Les audits de licences menés par les éditeurs de logiciels ont pour objet de lutter contre la contrefaçon, en s’assurant que les utilisateurs utilisent leurs logiciels dans le périmètre autorisé, au risque de se voir réclamer des surplus de redevances ou d’être poursuivis en justice. Même lorsque l’utilisateur est titulaire d’une licence, celle-ci lui accorde généralement des droits limités. Dans ce cas, les audits de licences auront pour objet de s’assurer de la conformité entre l’utilisation effective des logiciels et les droits accordés par le contrat.

Les audits de licences donnent cependant lieu de plus en plus souvent à contestation de la part des sociétés utilisatrices.

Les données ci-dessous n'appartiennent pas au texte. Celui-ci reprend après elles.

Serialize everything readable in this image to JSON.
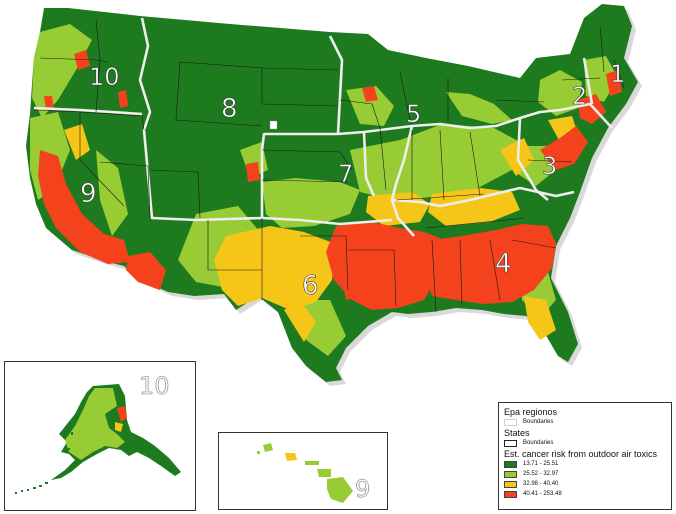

Celles-ci opposent plusieurs raisons à leurs contestations : complexité des licences, difficulté à comptabiliser les droits utilisés, ou encore mauvaise foi de certains éditeurs qui utiliseraient l’arme de l’audit de licences à des fins d’intimidation au moment du renouvellement du contrat.
Les enjeux financiers sont importants, tant pour les éditeurs que pour les utilisateurs ; les sommes réclamées à l’issue de ces audits pouvant atteindre des montants très élevés.

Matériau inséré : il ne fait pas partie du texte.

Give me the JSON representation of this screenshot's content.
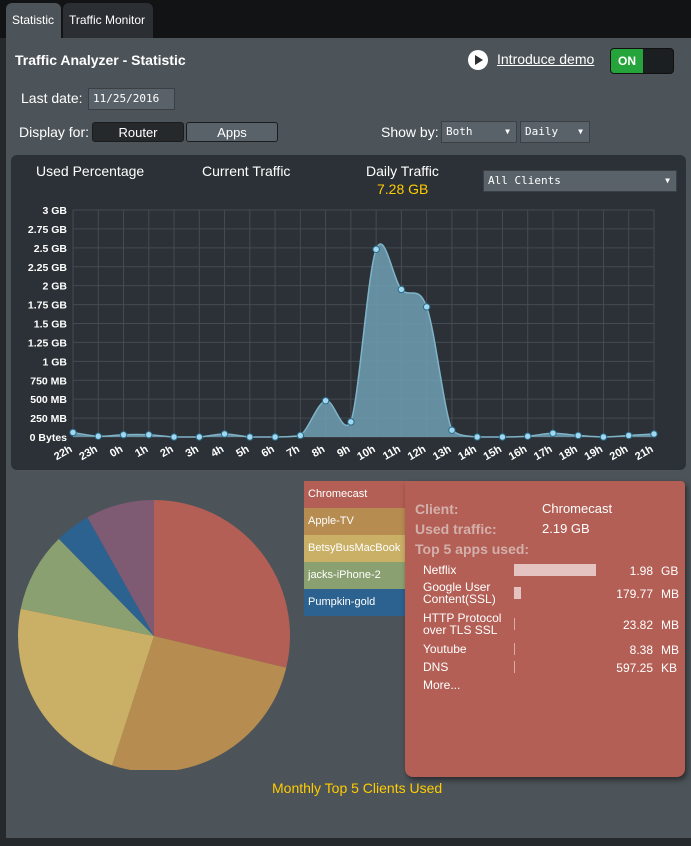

Côté utilisateurs : palier la complexité des licences par une politique de suivi de conformité

Les droits accordés par la licence diffèrent suivant les éditeurs et les logiciels concernés : limitations selon un type, un nombre de postes ou de CPU déterminé, un nombre d’utilisateurs nommés, un volume d’utilisation, ou encore par site d’installation par exemple. De même, le calcul des redevances d’utilisation diffère selon les éditeurs et les modes d’utilisation.

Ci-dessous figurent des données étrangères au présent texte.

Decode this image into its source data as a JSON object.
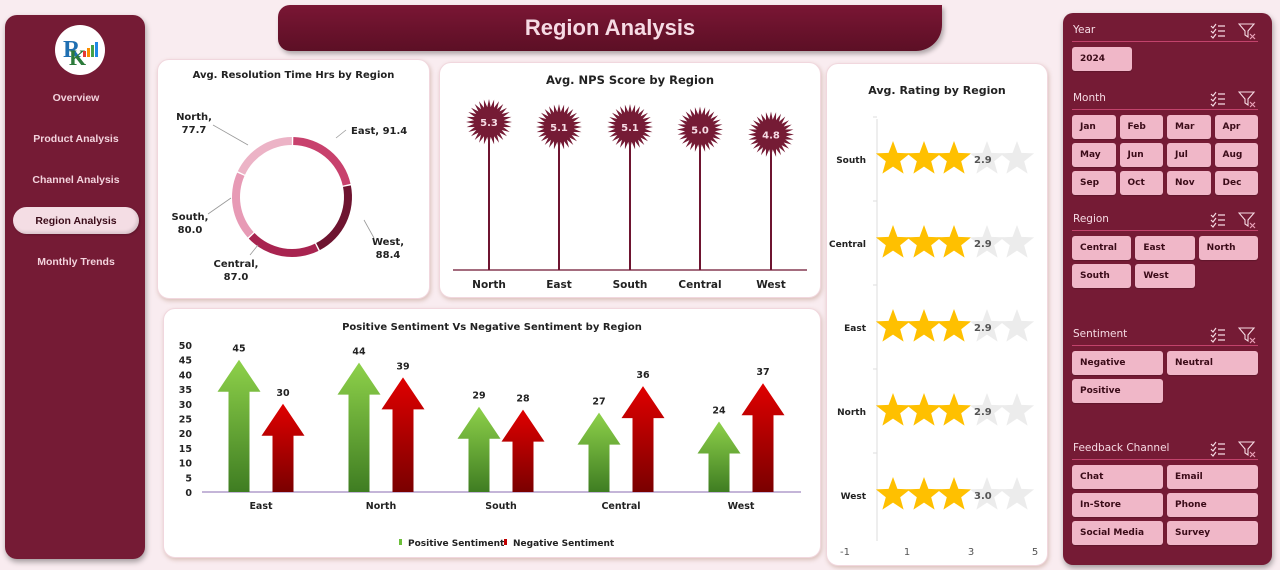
{
  "nav": {
    "logo": "RK logo",
    "items": [
      {
        "label": "Overview",
        "active": false
      },
      {
        "label": "Product Analysis",
        "active": false
      },
      {
        "label": "Channel Analysis",
        "active": false
      },
      {
        "label": "Region Analysis",
        "active": true
      },
      {
        "label": "Monthly Trends",
        "active": false
      }
    ]
  },
  "header": {
    "title": "Region Analysis"
  },
  "colors": {
    "maroon": "#751b35",
    "header": "#6a1330",
    "background": "#f9ecf0",
    "chip": "#f0b7c8",
    "positive_green": "#6cbf3a",
    "negative_red": "#c00000",
    "star_gold": "#ffc000",
    "star_empty": "#ececec"
  },
  "chart_data": [
    {
      "id": "resolution",
      "type": "pie",
      "subtype": "donut",
      "title": "Avg. Resolution Time Hrs by Region",
      "categories": [
        "East",
        "West",
        "Central",
        "South",
        "North"
      ],
      "values": [
        91.4,
        88.4,
        87.0,
        80.0,
        77.7
      ],
      "labels": [
        "East, 91.4",
        "West, 88.4",
        "Central, 87.0",
        "South, 80.0",
        "North, 77.7"
      ],
      "colors": [
        "#c8416d",
        "#6e1430",
        "#a82450",
        "#e79ab5",
        "#ecb3c6"
      ],
      "legend": "none (data labels with leader lines)"
    },
    {
      "id": "nps",
      "type": "bar",
      "subtype": "lollipop with starburst markers",
      "title": "Avg. NPS Score by Region",
      "categories": [
        "North",
        "East",
        "South",
        "Central",
        "West"
      ],
      "values": [
        5.3,
        5.1,
        5.1,
        5.0,
        4.8
      ],
      "value_labels": [
        "5.3",
        "5.1",
        "5.1",
        "5.0",
        "4.8"
      ],
      "grid": false,
      "legend": "none"
    },
    {
      "id": "rating",
      "type": "bar",
      "subtype": "horizontal star rating",
      "title": "Avg. Rating by Region",
      "categories": [
        "South",
        "Central",
        "East",
        "North",
        "West"
      ],
      "values": [
        2.9,
        2.9,
        2.9,
        2.9,
        3.0
      ],
      "value_labels": [
        "2.9",
        "2.9",
        "2.9",
        "2.9",
        "3.0"
      ],
      "max_stars": 5,
      "x_ticks": [
        "-1",
        "1",
        "3",
        "5"
      ],
      "xlim": [
        -1,
        5
      ]
    },
    {
      "id": "sentiment",
      "type": "bar",
      "subtype": "clustered arrow columns",
      "title": "Positive Sentiment Vs Negative Sentiment by Region",
      "categories": [
        "East",
        "North",
        "South",
        "Central",
        "West"
      ],
      "series": [
        {
          "name": "Positive Sentiment",
          "values": [
            45,
            44,
            29,
            27,
            24
          ],
          "color": "#6cbf3a"
        },
        {
          "name": "Negative Sentiment",
          "values": [
            30,
            39,
            28,
            36,
            37
          ],
          "color": "#c00000"
        }
      ],
      "y_ticks": [
        "0",
        "5",
        "10",
        "15",
        "20",
        "25",
        "30",
        "35",
        "40",
        "45",
        "50"
      ],
      "ylim": [
        0,
        50
      ],
      "legend_position": "bottom"
    }
  ],
  "slicers": [
    {
      "title": "Year",
      "columns": 1,
      "items": [
        "2024"
      ]
    },
    {
      "title": "Month",
      "columns": 4,
      "items": [
        "Jan",
        "Feb",
        "Mar",
        "Apr",
        "May",
        "Jun",
        "Jul",
        "Aug",
        "Sep",
        "Oct",
        "Nov",
        "Dec"
      ]
    },
    {
      "title": "Region",
      "columns": 3,
      "items": [
        "Central",
        "East",
        "North",
        "South",
        "West"
      ]
    },
    {
      "title": "Sentiment",
      "columns": 2,
      "items": [
        "Negative",
        "Neutral",
        "Positive"
      ]
    },
    {
      "title": "Feedback Channel",
      "columns": 2,
      "items": [
        "Chat",
        "Email",
        "In-Store",
        "Phone",
        "Social Media",
        "Survey"
      ]
    }
  ],
  "slicer_icons": {
    "multi_select": "multi-select-icon",
    "clear_filter": "clear-filter-icon"
  }
}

Par ailleurs, la multiplication des modes d’utilisation des logiciels dans l’entreprise rend le suivi des licences – donc des droits accordés par l’éditeur – de plus en plus difficile à gérer pour la DSI. Bien que les outils de gestion de licence (software license optimization tools) soient de plus en plus déployés, de très nombreuses entreprises utiliseraient plusieurs méthodes de suivi des licences, voire même aucune méthode.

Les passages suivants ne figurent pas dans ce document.